Maybe I started the day she ran away.

I’d placed Lexi in her room for a “time out” and five minutes later the doorbell rang. A woman I’d never seen before was standing there holding my daughter.

“I found her three blocks from here.”

Lexi explained through tears that if I was going to put her in “time out”, she was going to “runned away.”

She was three and a half years old!

Then, again maybe that was just the first sign that my baby girl was tough as nails. That independence served her well. She was and is fearless. I remember the time that she pulled out a sewing machine and started sewing Band-AID-as, bandanas for your dog to wear. She had just learned about AIDS and was going to save Africa by raising money one Band-AID-a at a time. She recruited the whole neighborhood and worked them like…well, dogs! Raised a lot of money. Her strength was evident early on.

But gentleness? That was another thing.

I’d have liked for her to lead with a little more kindness. Compassion.

Anyway, at some point early in her life I began to pray a Bible verse over my tough little girl. Philippians 4:5 reads:

Let your gentleness be evident to all. The Lord is near.

Philippians 4:5

It became the plea of a mother who saw world-changing strength in her daughter, but knew it had to be tempered by the gentleness of the Lord. My baby girl needed some gentleness.

I wore that verse out interceding for her.

I watched the Lord bring it to be.

Lexi was defending her senior project. The “Innocence for India” campaign was designed to raise awareness of an atrocity occurring in India. There is actually a village there where the main commodity is little girls. The families raise daughters to sell them on their twelfth birthdays. (And not to be maids.) Lexi raised awareness, and a whole lotta money to fight this evil.

Most importantly, she wrote a curriculum for those little girls. You see, two missionaries there are allowed to teach “English” lessons to them.
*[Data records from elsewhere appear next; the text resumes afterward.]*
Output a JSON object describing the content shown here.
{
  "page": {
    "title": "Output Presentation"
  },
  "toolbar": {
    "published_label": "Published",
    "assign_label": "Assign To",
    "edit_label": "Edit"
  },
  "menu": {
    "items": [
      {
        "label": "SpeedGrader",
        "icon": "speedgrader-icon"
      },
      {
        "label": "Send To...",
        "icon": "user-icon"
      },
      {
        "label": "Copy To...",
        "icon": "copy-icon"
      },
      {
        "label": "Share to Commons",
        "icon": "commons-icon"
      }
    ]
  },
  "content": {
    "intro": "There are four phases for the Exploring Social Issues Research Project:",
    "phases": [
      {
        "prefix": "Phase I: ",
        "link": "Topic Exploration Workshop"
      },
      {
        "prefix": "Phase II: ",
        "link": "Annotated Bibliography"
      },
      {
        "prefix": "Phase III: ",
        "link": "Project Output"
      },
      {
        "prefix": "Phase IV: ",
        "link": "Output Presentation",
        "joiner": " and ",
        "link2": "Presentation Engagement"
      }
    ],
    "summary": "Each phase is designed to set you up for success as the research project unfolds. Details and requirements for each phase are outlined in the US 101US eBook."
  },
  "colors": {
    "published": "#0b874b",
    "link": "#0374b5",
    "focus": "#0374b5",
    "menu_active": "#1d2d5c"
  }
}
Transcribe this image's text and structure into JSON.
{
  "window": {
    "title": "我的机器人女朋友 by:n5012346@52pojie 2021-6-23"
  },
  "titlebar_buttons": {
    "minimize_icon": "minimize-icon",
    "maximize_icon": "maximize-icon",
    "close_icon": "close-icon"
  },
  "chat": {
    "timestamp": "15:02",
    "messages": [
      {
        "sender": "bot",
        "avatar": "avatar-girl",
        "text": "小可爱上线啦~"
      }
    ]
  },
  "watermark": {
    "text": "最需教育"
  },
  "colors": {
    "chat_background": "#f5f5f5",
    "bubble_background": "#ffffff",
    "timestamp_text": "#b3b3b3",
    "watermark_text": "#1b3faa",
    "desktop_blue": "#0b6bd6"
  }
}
These lessons are taught using the word of God. Lexi crafted ten lessons that will teach them courage to be different (like Daniel when he would not bow), forgiveness for those who harm you (like Joseph who was sold by his brothers), and love (like Jesus who gave his life). All of the lessons train these girls in character that they will need for the difficult life ahead. (And yes, there are efforts to rescue them. Big efforts, but it doesn’t always work. So, the missionaries are preparing their spirits, in the event that they cannot rescue their bodies as well.)

As Lexi presented the project to the student body and parents, she came to the part called the “Learning Stretch.” The panel of judges would want to know how she was most pushed to learn something new. Many students talk about having to meet deadlines, pushing past the desire to quit, or having to call adults to ask for things. These are very real learning stretches for seventeen year olds. But Lexi’s was different.

“My learning stretch was compassion. It doesn’t matter what test I take, I always see it right there in black and white. I’m not a compassionate person.”

Then, my sweet, tough-as-nails baby girl began to weep.

“But as God led me to this project and I fell in love with the photos of these real girls with very real needs, I felt his heart of compassion for the first time in my life.”

She never pulled it together.

Neither did the rest of us as she shared why she loved these girls whom she’d never met so very much.

And I can see now, why God has made her so strong. Lexi ended up India. Teaching those lessons in the village where mothers sell their daughters. She also taught in a brothel where children of the prostitutes live. If she were not as strong as she is, she couldn’t do this. And if she didn’t have the compassionate heart of God, she would not do it with love.

And that last part of the verse: “The Lord is near.” I think all these years I might have been praying that for me. So I’d know. I’d remember when I am here and she is there fighting something so evil, that God is near her at every moment.

If you have a child with a character trait that needs balancing out, find a scripture verse to pray over him or her. And watch to see God unfold His plan in their lives.

Do you pray specific verses for your children? Which ones are your favorite?